12 February 2020, 5:00 pm–7:00 pm

GFRN is pleased to welcome Dr Florence Sutcliffe-Braithwaite and Dr Natalie Thomlinson (Uni of Reading) to discuss their paper.

Event Information

Open to

All

Availability

Yes

Organiser

Lucy Stagg

This paper examines oral history interviews with 100 working-class women born in mid-twentieth century Britain, to trace the development of a vernacular discourse of gender equality which impacted profoundly on working-class women’s sense of self, relationships within the family, and orientation to paid work. The interviews were undertaken as part of a project examining women’s experiences in the miners’ strike of 1984-5, and questions about feminism, gender, and the impact of the strike on gender roles were central to the project.

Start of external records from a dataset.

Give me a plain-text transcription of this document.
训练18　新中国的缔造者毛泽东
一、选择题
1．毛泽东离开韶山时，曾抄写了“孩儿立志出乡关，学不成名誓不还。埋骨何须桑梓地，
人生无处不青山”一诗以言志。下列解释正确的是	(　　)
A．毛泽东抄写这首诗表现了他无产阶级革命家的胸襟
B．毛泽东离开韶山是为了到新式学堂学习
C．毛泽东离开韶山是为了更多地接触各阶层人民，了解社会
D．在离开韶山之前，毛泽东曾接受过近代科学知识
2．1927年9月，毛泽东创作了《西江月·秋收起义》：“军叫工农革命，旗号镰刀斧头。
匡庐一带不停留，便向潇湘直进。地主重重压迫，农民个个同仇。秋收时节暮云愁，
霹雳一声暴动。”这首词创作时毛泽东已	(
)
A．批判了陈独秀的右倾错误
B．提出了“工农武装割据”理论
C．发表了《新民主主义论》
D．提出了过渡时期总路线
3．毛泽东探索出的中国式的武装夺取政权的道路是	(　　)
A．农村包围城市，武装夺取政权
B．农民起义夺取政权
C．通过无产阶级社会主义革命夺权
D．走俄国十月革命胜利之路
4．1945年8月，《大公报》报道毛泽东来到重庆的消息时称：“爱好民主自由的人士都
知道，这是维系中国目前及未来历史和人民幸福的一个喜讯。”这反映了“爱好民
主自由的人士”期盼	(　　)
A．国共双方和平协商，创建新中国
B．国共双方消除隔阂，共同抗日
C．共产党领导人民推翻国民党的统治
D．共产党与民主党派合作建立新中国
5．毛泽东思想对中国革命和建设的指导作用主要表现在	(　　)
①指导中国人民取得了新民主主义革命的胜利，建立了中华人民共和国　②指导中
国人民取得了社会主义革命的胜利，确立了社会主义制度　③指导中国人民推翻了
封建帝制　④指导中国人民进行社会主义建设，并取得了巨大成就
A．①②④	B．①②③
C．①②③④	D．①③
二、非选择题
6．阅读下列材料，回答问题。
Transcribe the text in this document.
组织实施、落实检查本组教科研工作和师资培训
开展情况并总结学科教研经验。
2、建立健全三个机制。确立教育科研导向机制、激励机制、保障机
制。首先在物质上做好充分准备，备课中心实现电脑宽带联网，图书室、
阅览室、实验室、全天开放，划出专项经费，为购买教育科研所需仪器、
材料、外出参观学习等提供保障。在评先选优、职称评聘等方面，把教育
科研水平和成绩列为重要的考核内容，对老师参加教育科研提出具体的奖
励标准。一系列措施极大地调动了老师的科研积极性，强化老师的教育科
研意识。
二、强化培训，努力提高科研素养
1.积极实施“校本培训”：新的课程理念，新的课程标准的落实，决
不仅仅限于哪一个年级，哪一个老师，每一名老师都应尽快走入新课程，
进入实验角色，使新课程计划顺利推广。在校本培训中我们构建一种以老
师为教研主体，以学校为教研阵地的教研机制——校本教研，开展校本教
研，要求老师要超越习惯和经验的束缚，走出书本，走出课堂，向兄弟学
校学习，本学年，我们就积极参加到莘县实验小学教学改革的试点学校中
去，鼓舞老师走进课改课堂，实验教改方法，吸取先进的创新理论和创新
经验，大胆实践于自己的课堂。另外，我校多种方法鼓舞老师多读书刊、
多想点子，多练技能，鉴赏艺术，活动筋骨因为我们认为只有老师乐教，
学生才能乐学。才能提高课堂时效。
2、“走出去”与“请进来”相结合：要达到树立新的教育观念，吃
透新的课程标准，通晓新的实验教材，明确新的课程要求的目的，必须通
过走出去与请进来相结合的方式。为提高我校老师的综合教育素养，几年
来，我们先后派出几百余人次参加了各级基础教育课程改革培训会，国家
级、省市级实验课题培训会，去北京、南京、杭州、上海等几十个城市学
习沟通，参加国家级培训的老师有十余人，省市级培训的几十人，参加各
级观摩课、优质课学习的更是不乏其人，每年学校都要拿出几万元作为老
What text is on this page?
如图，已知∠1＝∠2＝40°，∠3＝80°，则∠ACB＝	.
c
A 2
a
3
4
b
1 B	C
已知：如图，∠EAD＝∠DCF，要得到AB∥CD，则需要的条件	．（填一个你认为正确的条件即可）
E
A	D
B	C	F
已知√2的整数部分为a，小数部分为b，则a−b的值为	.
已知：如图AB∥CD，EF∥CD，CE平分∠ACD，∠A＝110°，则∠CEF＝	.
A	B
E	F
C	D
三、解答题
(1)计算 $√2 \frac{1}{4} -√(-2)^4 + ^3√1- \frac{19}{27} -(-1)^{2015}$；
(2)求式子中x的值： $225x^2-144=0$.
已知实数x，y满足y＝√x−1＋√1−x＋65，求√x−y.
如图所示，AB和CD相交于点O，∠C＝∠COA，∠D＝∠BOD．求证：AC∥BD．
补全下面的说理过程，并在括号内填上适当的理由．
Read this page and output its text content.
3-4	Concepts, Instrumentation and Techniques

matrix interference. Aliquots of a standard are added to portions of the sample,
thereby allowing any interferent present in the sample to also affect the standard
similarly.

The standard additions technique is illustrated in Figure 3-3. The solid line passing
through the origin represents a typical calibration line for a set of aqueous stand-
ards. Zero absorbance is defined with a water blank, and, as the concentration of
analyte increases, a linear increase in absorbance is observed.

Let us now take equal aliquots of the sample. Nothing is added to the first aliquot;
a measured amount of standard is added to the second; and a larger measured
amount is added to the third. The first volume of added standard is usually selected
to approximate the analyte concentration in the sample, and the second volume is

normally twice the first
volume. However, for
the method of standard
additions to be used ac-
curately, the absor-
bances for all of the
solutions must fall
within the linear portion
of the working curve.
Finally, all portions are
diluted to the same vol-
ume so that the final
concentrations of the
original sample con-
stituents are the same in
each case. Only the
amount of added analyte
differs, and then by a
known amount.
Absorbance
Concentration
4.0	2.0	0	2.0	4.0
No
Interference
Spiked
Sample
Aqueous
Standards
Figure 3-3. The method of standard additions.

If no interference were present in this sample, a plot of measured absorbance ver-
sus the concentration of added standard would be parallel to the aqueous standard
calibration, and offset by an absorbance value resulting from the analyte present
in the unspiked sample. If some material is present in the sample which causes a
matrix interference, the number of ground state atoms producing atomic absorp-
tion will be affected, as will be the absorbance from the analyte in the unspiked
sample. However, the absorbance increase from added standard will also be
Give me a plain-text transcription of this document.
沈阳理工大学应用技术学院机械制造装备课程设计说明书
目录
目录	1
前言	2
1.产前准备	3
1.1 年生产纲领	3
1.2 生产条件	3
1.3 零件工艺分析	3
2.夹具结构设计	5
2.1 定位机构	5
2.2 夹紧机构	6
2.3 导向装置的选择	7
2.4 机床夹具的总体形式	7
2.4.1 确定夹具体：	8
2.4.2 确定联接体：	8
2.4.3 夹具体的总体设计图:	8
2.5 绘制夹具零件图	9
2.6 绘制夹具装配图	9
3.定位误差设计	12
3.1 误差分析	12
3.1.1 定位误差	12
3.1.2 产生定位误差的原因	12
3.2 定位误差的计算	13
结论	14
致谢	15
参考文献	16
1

While the majority of our interviewees did not identify as feminists, they nevertheless almost all asserted their belief in the principle of gender equality.

The authors map the precise nature of this discourse of gender equality, showing that rather than drawing on feminist ideology, the interviewees were far more likely to turn to socialism or trade unionism, to a discourse of individualism, individual fulfilment and self-confidence deriving from the psy-sciences, and to the language of human rights to justify the equality of men and women. The authors argue that it is to these relatively neglected sources that we must look to explain the progress of belief in gender equality, and the nature of the dominant vernacular discourse of gender equality found among working-class women today.

All welcome but please register to attend. This event is organised by the UCL Gender and Feminism Research Network, part of the Institute of Advanced Studies.

About the Speakers

Dr Florence Sutcliffe-Braithwaite

Dr Florence Sutcliffe-Braithwaite is a historian of twentieth-century Britain in UCL History dept. Her PhD examined political and popular ideas about class in England between c. 1969 and 2000. Other historical subjects she has an interest in include gender, sexuality, prostitution and homelessness. From 2013-15 she was a Junior Research Fellow at Clare College, Cambridge. She is working on a study of women's activism in the miners' strike of 1984-5 with Dr Natalie Thomlinson (University of Reading).

Dr Natalie Thomlinson

Dr Natalie Thomlinson is Associate Professor at University of Reading. She is a historian of feminism and gender in modern Britain, though her work is fundamentally concerned with how both of those categories are mediated through race and class. Her first book, Race and ethnicity in the women's movement in England, 1968 - 1993 (Palgrave Macmillan, 2016) examined debates between white and ethnic minority women about the place of race in the feminist movement in England during this period, and was selected by Choice magazine as an 'Outstanding Academic Title' for 2016.